Esta es la profundidad del toreo que las mentes mediana no entienden y que gran parte de las inteligencias en todos los sectores no sólo aplauden sino se identifican con éste por los valores esenciales que posee: no únicamente la luz, el colorido y la autenticidad –lecciones existenciales–, sino igualmente el rito que enfrenta la formación humana para superar los retos, los tremendos desafíos de la vida que no son sino los pitones de los toros que pueden llevársela al menor titubeo o arrastrándola por el miedo.
Otra precaria legisladora, Leticia Varela, salida de las sombras, adujo que a las reses que saltaban al ruedo se les infamaba colocándoles vaselina en los ojos, papeles en los oídos y dándosele toques a los testículos. Una letanía de mentiras insostenible hasta por el sentido común: de ser así, sin ver ni oír y castrados, de hecho, los toros arrollarían y no habría nadie que pudiera ponérseles enfrente. Sólo los tontos (as) serían capaces de sostener tal cosa.
Para entender la tauromaquia es necesario contar con un poco de cultura, haber leído –aunque sea por Internet– sobre sus esencias y orígenes para explicar su nacimiento bélico y su trascendencia como valiente entrega de dos seres en busca de la belleza de los lances y la geometría mágica del toreo. Quienes quieren destruirla apuestan por un mundo plano, sin perfiles hondos ni glorias por adquirir, infestado de mediocres y no de genios capaces de ver más allá de los reflectores y las sombras.

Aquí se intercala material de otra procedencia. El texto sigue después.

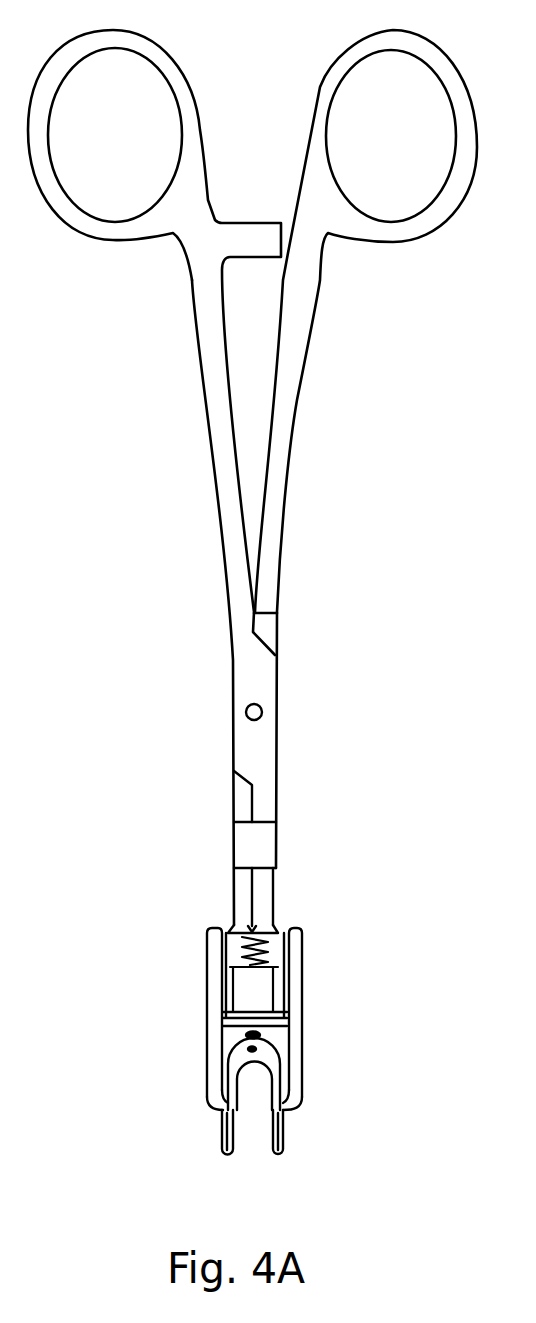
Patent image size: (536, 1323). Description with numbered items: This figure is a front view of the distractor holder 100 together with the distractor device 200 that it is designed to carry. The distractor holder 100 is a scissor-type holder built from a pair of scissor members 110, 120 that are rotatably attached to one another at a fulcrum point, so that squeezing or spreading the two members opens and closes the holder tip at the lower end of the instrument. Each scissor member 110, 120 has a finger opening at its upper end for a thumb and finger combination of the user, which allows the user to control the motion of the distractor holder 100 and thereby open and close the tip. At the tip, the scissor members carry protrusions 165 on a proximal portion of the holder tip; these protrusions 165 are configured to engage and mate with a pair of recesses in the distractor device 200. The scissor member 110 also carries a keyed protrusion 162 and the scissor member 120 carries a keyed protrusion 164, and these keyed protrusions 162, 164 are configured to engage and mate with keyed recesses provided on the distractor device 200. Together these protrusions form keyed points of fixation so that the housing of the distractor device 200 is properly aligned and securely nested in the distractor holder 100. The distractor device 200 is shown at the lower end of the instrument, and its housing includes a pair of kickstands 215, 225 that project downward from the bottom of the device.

Sin la fiesta de los toros y sus enseñanzas, lo digo de una vez y para siempre, jamás habría sacado el coraje para enfrentarme, como lo hago a diario, a los marrajos de la clase política, a los corruptos de siempre y a los criminales de todas las especies… incluyendo a quienes pretenden desaparecer del mundo a los toros de lidia. Ellos son los asesinos.